Neural elements and motor patterns underlying egg progression in the cricket, Acheta domesticus

Ricciardi, Thomas N 01 January 1993 (has links)
The genital chamber is a structure that is important for mating, egg progression, and fertilization in female crickets. The activity and efferent control of the genital chamber and its retractor, muscle 2, are characterized using electrophysiology, intracellular dye injections, and immunohistochemistry in a dissected preparation of female Acheta domesticus. Rhythmic activity in nerves 7v and 8v underlies movements of the genital chamber, and rhythmically-active motor neurons in the terminal abdominal ganglion supply the genital chamber and muscle 2. Some of these motor neurons were identified on the basis of intracellularly-recorded activity, axonal projections, target muscle, and/or central anatomy. Rhythmic 8v motor neurons in the terminal abdominal ganglion have two morphological types; one type shows diffuse or stringy projections and the physiological characteristic of soma spikes.

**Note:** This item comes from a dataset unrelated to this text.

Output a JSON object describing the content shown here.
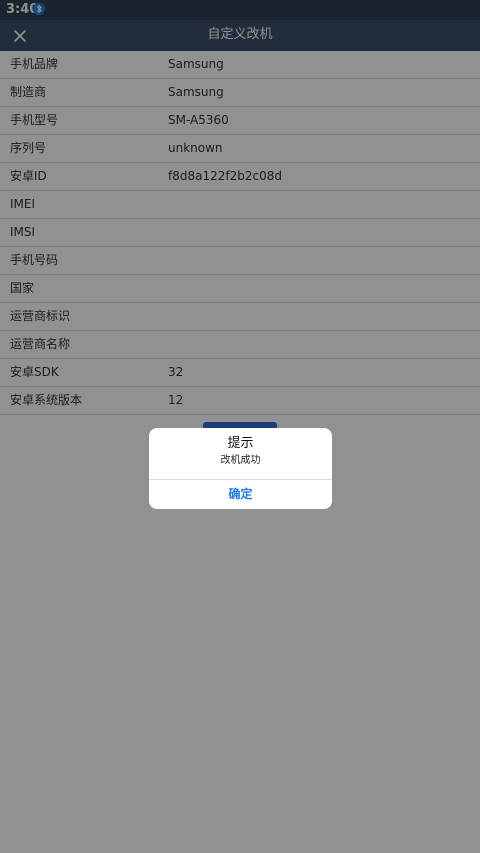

Rhythmic motor neurons do not show properties such as plateau potentials, which are consistent with endogenous oscillation; it is suggested that they receive rhythmic synaptic drive. A bilateral pair of identified rhythmic motor neurons in the 8th segment contains serotonin and projects to the genital chamber. Serotonergic fibers on the genital chamber are the endings of this pair of neurons exclusively. Other serotonergic neurons in the terminal ganglion project to motor and integrative areas, and serotonin is differentially localized in sensory projection areas of the 7th and 8th versus the 9th and 10th neuromeres. These results suggest that serotonin could be involved in the modulation of mechanosensory information, as well as modulating pattern-generating circuitry in the terminal ganglion. This system presents a model for investigating the role of serotonin in neuromuscular transmission, and in the integration of neural circuits for behavior.